Code § 179 allows a taxpayer to elect to expense up to $18,500 of depreciable personal property each tax year. The deduction is reduced to the extent that (1) the business does not have profits; and (2) the total equipment purchased exceeds $200,000. For S corporations, the § 179 limitation of $18,500 in writeoffs is applied at both the corporate and the shareholder level. The maximum writeoff increases to $25,000 for tax years beginning after 2002.

The IRS has been aggressive in attacking excessive compensation as a constructive dividend, thus creating additional corporate income taxes because the dividend is not deductible. The IRS is less successful in its attack when the corporation had established a formula governing compensation. It is advisable to have the owner employee's compensation set by a formula which is built on future growth in the corporation's revenues.

Effective for stock originally issued after August 10, 1993, taxpayers who hold qualified small business stock for more than five years will face a maximum capital gains tax of only 14%. This benefit is extremely complex and can be easily violated during the five-year holding period.

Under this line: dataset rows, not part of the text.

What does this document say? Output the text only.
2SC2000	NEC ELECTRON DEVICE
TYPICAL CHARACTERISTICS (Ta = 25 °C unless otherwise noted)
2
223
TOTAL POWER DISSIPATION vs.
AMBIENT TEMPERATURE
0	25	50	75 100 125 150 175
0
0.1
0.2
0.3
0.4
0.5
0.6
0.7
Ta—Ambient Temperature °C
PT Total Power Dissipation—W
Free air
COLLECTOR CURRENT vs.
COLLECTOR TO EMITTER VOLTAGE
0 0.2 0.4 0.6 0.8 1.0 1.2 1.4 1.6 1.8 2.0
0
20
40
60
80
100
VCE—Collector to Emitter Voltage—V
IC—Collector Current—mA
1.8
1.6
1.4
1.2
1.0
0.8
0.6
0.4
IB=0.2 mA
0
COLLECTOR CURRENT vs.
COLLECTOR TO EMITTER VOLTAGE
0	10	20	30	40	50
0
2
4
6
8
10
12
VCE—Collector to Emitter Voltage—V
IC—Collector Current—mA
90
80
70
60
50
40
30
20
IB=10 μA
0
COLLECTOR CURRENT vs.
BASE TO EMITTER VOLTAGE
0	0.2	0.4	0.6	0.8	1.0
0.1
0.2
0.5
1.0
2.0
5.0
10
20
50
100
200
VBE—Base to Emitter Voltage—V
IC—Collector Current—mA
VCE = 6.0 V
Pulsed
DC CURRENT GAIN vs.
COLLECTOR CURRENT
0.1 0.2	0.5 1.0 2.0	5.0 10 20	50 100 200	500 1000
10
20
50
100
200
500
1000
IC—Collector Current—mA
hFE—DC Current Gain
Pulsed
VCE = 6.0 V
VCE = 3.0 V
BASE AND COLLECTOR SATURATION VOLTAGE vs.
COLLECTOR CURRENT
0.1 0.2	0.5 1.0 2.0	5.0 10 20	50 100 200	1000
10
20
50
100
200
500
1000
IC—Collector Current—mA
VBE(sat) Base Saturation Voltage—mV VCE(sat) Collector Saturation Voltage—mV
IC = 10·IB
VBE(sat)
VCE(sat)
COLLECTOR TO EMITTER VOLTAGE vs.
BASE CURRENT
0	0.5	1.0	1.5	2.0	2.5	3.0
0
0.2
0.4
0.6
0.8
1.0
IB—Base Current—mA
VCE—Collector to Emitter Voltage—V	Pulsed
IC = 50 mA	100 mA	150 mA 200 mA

The new rules place requirements on both the shareholder and the corporation.

When a shareholder intends to use the new rules and is a minority shareholder, an agreement should be made with the corporation requiring it to continue to comply with the requirements of the Code. Corporate redemptions can end the special treatment, including redemptions which occurred before the stock was issued.

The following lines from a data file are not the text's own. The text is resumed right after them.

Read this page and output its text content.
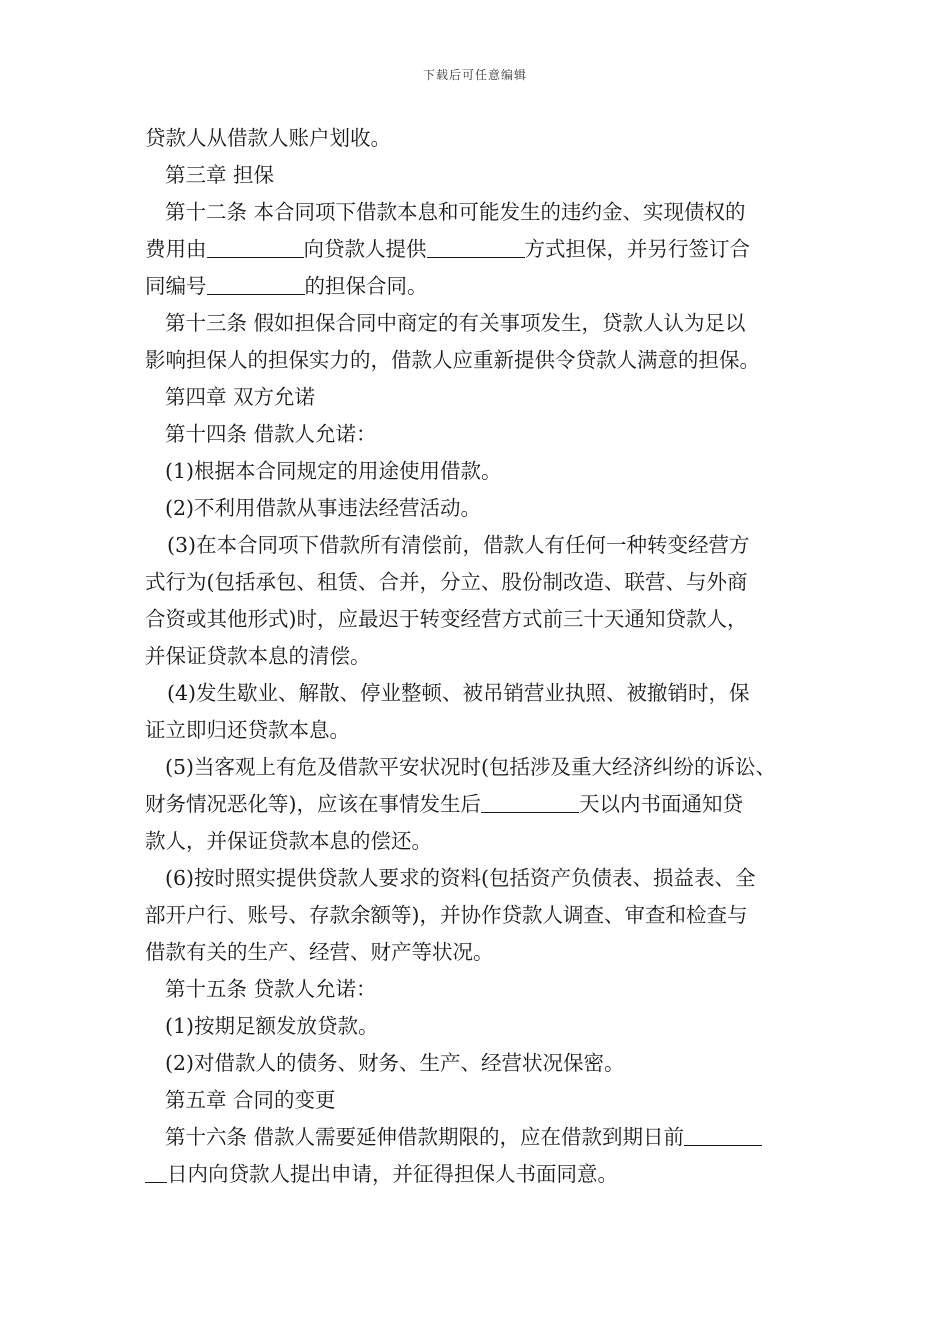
下载后可任意编辑

贷款人从借款人账户划收。

第三章 担保

第十二条 本合同项下借款本息和可能发生的违约金、实现债权的

费用由	向贷款人提供	方式担保，并另行签订合

同编号	的担保合同。

第十三条 假如担保合同中商定的有关事项发生，贷款人认为足以

影响担保人的担保实力的，借款人应重新提供令贷款人满意的担保。

第四章 双方允诺

第十四条 借款人允诺：

(1)根据本合同规定的用途使用借款。

(2)不利用借款从事违法经营活动。

(3)在本合同项下借款所有清偿前，借款人有任何一种转变经营方

式行为(包括承包、租赁、合并，分立、股份制改造、联营、与外商

合资或其他形式)时，应最迟于转变经营方式前三十天通知贷款人，

并保证贷款本息的清偿。

(4)发生歇业、解散、停业整顿、被吊销营业执照、被撤销时，保

证立即归还贷款本息。

(5)当客观上有危及借款平安状况时(包括涉及重大经济纠纷的诉讼、

财务情况恶化等)，应该在事情发生后	天以内书面通知贷

款人，并保证贷款本息的偿还。

(6)按时照实提供贷款人要求的资料(包括资产负债表、损益表、全

部开户行、账号、存款余额等)，并协作贷款人调查、审查和检查与

借款有关的生产、经营、财产等状况。

第十五条 贷款人允诺：

(1)按期足额发放贷款。

(2)对借款人的债务、财务、生产、经营状况保密。

第五章 合同的变更

第十六条 借款人需要延伸借款期限的，应在借款到期日前

日内向贷款人提出申请，并征得担保人书面同意。
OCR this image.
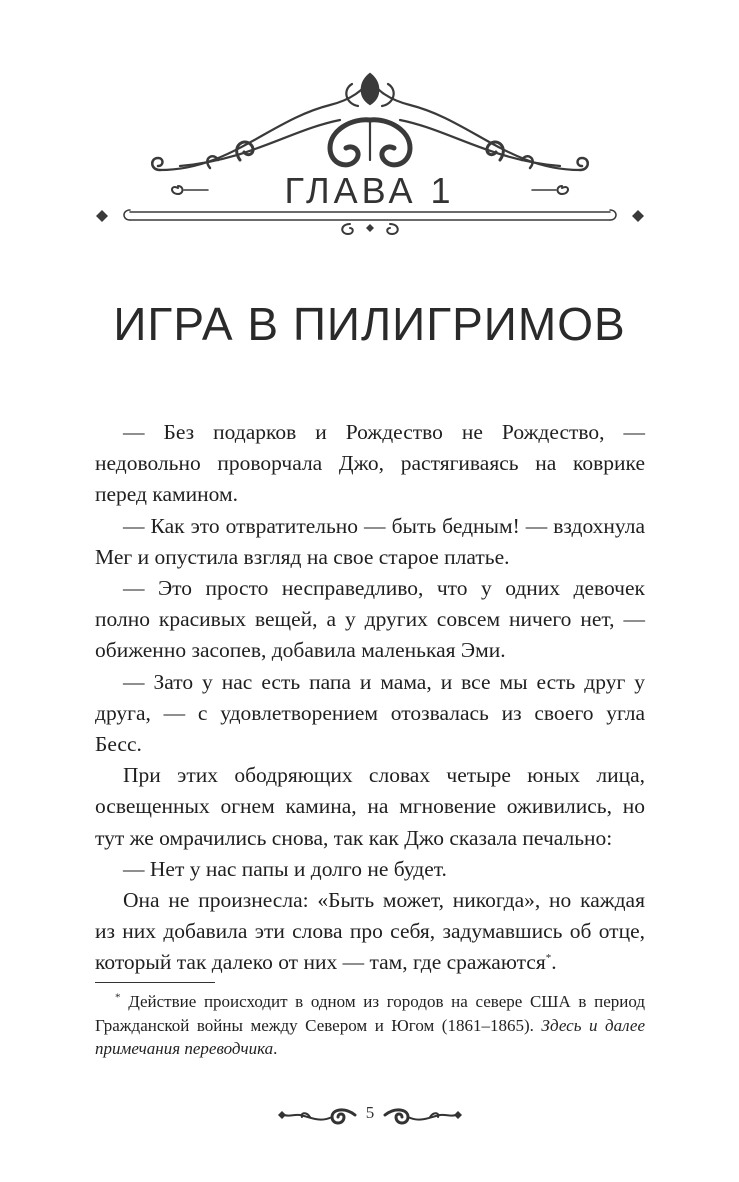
ГЛАВА 1
ИГРА В ПИЛИГРИМОВ

— Без подарков и Рождество не Рождество, — недовольно проворчала Джо, растягиваясь на коврике перед камином.

— Как это отвратительно — быть бедным! — вздохнула Мег и опустила взгляд на свое старое платье.

— Это просто несправедливо, что у одних девочек полно красивых вещей, а у других совсем ничего нет, — обиженно засопев, добавила маленькая Эми.

— Зато у нас есть папа и мама, и все мы есть друг у друга, — с удовлетворением отозвалась из своего угла Бесс.

При этих ободряющих словах четыре юных лица, освещенных огнем камина, на мгновение оживились, но тут же омрачились снова, так как Джо сказала печально:

— Нет у нас папы и долго не будет.

Она не произнесла: «Быть может, никогда», но каждая из них добавила эти слова про себя, задумавшись об отце, который так далеко от них — там, где сражаются*.

* Действие происходит в одном из городов на севере США в период Гражданской войны между Севером и Югом (1861–1865). Здесь и далее примечания переводчика.

5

Corporations with taxable income over $15 million pay an additional 3% tax on taxable income between $15 million and $18,333,333. This tax eliminates the benefit of the 34% bracket and cannot exceed $100,000. Effectively, there is a 38% corporate income tax on taxable income from $10 million to $18,333,333. For corporations having a fiscal year end, the tax rate is a blended rate.

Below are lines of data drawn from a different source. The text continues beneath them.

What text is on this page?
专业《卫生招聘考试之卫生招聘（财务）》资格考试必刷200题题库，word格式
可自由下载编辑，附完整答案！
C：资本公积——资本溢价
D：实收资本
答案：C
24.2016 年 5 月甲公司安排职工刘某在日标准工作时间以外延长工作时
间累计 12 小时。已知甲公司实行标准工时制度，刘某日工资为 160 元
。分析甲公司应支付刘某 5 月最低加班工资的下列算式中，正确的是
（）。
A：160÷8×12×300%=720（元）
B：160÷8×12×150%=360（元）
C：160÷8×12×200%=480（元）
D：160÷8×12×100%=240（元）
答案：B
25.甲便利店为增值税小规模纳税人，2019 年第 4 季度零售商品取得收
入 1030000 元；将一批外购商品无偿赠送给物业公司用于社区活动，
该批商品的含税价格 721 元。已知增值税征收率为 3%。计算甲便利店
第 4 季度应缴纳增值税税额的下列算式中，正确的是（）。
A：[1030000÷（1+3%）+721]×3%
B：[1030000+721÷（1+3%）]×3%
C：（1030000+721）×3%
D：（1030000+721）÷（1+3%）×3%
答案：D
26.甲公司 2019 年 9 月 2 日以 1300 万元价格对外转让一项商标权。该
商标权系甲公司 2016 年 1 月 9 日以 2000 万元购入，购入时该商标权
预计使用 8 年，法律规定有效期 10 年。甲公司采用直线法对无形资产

The 1993 Tax Act imposes an additional 1% on corporate taxable income over $10 million. The rates for the corporate accumulated earnings tax and the personal holding company tax increased from 28% to 39.6% effective January 1, 1993. Corporate alternative minimum taxes ("AMT") were simplified. The corporate AMT rate remains 20%.

The Taxpayer Relief Act of 1997 repealed the corporate AMT for small business corporations for tax years beginning after December 31, 1997. Generally, a corporation whose gross receipts do not exceed $5,000,000 is a small business corporation. Other rules apply to determine if the corporation qualifies each year thereafter.

Effective August 10, 1993, most intangible assets and goodwill which are acquired can be written off over 15 years. This includes goodwill, going concern values, covenants not to compete, franchises, trademarks, and trade names. The rules are fairly complex and many exceptions apply. Taxpayers also have the option of using the 15-year amortization for goodwill and intangibles gotten after July 25, 1991. The new rules do not generally apply to off-the-shelf software or software which is gotten as part of a business asset purchase.

Beware of using covenants not to compete to provide current deductions to purchasers. Under the Act, the covenant will be required to be written off over 15 years, not the term of the covenant.